Hawaii GPU becomes Grenada with a slight overclock

In addition to the Radeon R7 300 graphics card which should hold the entry-level fort, the Radeon R9 380 for the mid-range market segment and the flagship Fury lineup, AMD's higher-end lineup will be represented by rebranded Radeon R9 290 series, which got a slightly higher clocks and more memory.

While the Radeon R9 390 series might be based on the same Hawaii GPU as the Radeon R9 290 series, now called the Grenada GPU, it did get some improvements in terms of more memory as well as faster GPU and memory clocks.

Based on 28nm manufacturing process, the Grenada GPU is based on AMD's Graphics Core Next 1.1 architecture and in the case of the Radeon R9 390X, packs 2816 Stream Processors, 176 Texture Units and 64 ROPs, just like the Radeon R9 290X.

The Radeon R9 390 is based on a cut-down version, now called the Grenada Pro GPU, and packs 2560 Stream Processors in 40 Compute Units, 160 Texture Units and same 64 ROPs.

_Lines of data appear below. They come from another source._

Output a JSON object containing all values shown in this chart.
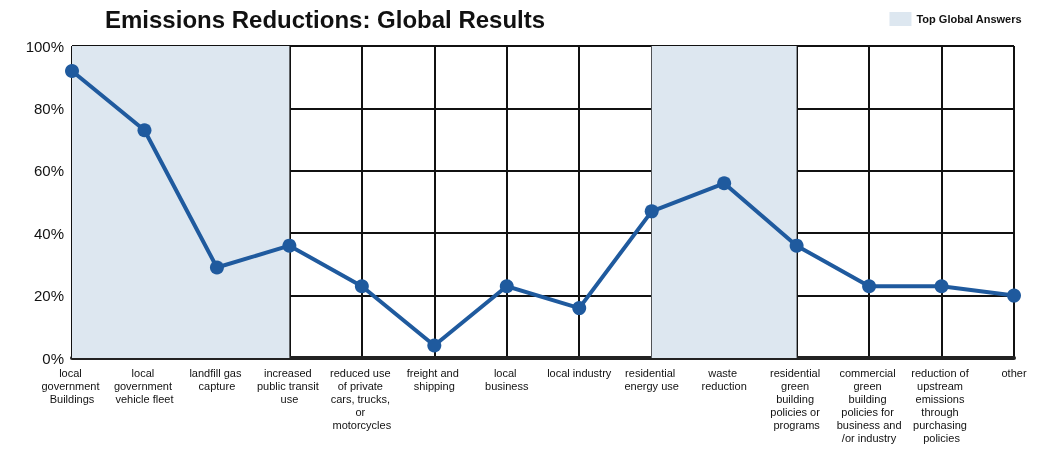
{
  "chart_data": {
    "type": "line",
    "title": "Emissions Reductions: Global Results",
    "categories": [
      "local government Buildings",
      "local government vehicle fleet",
      "landfill gas capture",
      "increased public transit use",
      "reduced use of private cars, trucks, or motorcycles",
      "freight and shipping",
      "local business",
      "local industry",
      "residential energy use",
      "waste reduction",
      "residential green building policies or programs",
      "commercial green building policies for business and/or industry",
      "reduction of upstream emissions through purchasing policies",
      "other"
    ],
    "series": [
      {
        "color": "#1f5a9e",
        "values": [
          92,
          73,
          29,
          36,
          23,
          4,
          23,
          16,
          47,
          56,
          36,
          23,
          23,
          20
        ]
      }
    ],
    "ylim": [
      0,
      100
    ],
    "yticks": [
      {
        "value": 0,
        "label": "0%"
      },
      {
        "value": 20,
        "label": "20%"
      },
      {
        "value": 40,
        "label": "40%"
      },
      {
        "value": 60,
        "label": "60%"
      },
      {
        "value": 80,
        "label": "80%"
      },
      {
        "value": 100,
        "label": "100%"
      }
    ],
    "grid": true,
    "marker": "circle",
    "line_style": "solid",
    "legend": "top right",
    "bands": [
      {
        "axis": "x",
        "from": "local government Buildings",
        "to": "increased public transit use",
        "label": "Top Global Answers",
        "color": "#dde7f0"
      },
      {
        "axis": "x",
        "from": "residential energy use",
        "to": "residential green building policies or programs",
        "color": "#dde7f0"
      }
    ]
  }
}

In order to justify the rebranding, AMD has equipped both members of the Radeon R9 390 series with 8GB of GDDR5 memory clocked at slightly higher 1500MHz (6.0GHz effective). The memory is still paired up with a 512-bit memory interface for a memory bandwidth of up to 384 GB/s. The TDP on both graphics cards is set at 275W and they both need 6+8-pin PCI-Express power connectors.

As noted, the memory is not the only one that got a slight overclock as the GPU on the R9 390X got raised to up to 1050MHz while the R9 390 will end up working at up to 1000MHz.

With the price set at US $429, AMD puts the R9 390X somewhere between the Geforce GTX 970 and the GTX 980 while the Radeon R9 390, with US $329 price tag, should be a decent competition for the GTX 970.

While AMD markets the R9 390 series as affordable graphics card for 4K/UHD gaming, you will be far from maximum settings on such high resolution, but you certainly be able to max out any game at 1440p.

What is quite interesting is that you can actually find some lower clocked Radeon R9 290X graphics card, based on the same GPU, in major retail/e-tail shops priced at around €380 or so, which makes them quite a deal, at least until the stock is cleared.